We’re not in Kansas anymore
Microsoft engineers learned a great deal from our move into enterprise software a decade ago. Unfortunately, those lessons have misdirected our recent service efforts, driving us to build out extraneous environments in the name of service quality.
Maintaining extraneous environments drains our bandwidth, power, and hardware budgets, and dramatically burdens our engineers, without providing real quality assurance. This needs to stop, and thankfully it is stopping as teams adopt continuous deployment.
With continuous deployment, you get service quality without the added costs. You also bag a bunch of bonus benefits to help you improve your services and better serve your internal and external partners.
There was a time when software development was done without source control systems. Now such a notion is not only laughable, it’s unconscionable. Continuous deployment provides a similar capability for services. Hopefully, we’ll soon look back and wonder how anyone ever worked without it.
Currently, Bing and the Ads Platform have the only production implementations of continuous deployment I’m aware of at Microsoft. Amazon has one of the best-known systems in the industry.

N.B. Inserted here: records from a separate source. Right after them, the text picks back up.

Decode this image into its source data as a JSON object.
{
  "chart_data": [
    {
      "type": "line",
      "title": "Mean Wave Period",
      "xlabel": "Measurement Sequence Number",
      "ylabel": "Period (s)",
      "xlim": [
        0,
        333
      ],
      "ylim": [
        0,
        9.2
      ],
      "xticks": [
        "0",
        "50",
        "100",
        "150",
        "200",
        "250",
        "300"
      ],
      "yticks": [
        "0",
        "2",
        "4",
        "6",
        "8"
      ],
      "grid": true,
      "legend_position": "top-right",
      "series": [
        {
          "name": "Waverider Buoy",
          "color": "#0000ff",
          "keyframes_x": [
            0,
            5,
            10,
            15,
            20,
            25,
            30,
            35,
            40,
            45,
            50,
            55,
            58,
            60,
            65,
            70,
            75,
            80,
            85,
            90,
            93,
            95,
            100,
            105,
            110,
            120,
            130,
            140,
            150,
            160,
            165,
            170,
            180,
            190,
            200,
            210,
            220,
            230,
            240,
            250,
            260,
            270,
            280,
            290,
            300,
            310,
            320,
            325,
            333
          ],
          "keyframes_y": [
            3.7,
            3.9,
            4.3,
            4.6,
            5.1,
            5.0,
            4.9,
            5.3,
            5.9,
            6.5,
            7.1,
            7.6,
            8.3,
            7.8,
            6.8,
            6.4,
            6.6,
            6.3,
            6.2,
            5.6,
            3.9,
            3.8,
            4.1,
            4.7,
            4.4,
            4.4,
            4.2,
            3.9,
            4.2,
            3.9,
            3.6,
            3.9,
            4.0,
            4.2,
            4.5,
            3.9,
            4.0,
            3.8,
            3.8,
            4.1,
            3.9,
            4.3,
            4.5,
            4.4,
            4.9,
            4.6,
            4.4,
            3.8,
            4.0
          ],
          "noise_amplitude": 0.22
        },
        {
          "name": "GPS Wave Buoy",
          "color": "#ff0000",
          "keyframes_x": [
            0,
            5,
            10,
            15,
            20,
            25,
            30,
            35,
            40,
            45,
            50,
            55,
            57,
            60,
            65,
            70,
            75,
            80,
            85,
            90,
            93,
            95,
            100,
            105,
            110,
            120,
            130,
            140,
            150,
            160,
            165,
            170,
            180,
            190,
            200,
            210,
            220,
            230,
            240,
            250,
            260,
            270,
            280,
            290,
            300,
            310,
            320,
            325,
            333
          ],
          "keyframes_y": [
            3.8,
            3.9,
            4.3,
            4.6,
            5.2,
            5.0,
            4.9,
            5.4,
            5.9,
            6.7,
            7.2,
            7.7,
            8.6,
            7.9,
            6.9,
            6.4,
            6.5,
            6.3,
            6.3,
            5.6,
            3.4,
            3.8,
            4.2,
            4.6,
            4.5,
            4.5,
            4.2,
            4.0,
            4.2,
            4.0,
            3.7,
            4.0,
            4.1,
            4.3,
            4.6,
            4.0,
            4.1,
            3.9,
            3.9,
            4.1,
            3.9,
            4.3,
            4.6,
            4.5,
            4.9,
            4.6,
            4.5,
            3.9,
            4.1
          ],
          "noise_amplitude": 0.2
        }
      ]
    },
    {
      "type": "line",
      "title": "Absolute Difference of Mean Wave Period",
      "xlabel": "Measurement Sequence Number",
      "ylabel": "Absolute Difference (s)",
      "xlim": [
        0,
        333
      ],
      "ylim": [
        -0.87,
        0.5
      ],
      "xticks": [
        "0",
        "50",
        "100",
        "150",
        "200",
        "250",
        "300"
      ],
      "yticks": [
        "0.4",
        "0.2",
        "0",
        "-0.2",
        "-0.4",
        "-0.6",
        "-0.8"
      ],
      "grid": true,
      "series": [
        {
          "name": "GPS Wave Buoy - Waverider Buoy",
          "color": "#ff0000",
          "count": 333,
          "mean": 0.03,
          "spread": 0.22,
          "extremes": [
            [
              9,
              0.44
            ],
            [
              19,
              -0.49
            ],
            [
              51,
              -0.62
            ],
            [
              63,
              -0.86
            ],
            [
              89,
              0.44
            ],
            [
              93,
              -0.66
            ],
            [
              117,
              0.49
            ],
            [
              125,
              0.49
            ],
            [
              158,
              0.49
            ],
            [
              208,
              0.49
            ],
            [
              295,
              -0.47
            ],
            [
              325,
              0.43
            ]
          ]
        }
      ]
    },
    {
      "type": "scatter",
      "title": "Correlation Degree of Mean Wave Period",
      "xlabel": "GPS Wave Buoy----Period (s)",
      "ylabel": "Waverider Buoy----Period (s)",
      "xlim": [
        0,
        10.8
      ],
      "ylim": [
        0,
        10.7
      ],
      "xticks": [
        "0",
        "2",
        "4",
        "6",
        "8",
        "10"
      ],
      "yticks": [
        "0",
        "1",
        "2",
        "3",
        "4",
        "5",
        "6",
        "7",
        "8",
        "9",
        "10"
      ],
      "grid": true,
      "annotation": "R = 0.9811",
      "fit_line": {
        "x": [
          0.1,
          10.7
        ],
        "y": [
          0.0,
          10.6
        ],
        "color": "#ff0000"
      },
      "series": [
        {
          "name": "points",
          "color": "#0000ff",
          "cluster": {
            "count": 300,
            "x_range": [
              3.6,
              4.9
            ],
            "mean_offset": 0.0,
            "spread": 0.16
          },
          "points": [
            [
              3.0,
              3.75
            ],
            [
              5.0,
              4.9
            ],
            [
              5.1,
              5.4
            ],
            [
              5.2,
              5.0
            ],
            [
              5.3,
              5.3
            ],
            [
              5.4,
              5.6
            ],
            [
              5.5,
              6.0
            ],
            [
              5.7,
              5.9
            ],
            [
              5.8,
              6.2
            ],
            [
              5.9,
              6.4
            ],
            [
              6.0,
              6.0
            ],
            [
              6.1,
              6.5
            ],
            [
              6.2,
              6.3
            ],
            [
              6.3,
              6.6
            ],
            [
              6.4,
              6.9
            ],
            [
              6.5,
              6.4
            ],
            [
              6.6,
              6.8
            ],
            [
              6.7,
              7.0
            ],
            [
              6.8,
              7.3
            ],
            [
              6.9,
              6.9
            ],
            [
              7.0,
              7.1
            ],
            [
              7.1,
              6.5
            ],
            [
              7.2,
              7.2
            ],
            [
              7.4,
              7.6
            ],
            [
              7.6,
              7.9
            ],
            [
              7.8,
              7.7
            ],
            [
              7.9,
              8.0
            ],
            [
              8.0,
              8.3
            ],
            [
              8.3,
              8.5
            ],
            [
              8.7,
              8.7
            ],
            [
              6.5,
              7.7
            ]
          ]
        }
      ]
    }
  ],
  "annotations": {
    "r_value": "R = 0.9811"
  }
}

My team is currently building a very simple form of continuous deployment. It uses an on-machine IIS proxy to provide exposure control to multiple versions of the same roles on the same machine.
From the perspective of the engineering team, we still deploy the same roles to the same machines as we always have. The difference is that those machines now host multiple versions of the roles, with exposure control directing the traffic we want to the version we want. Sweet!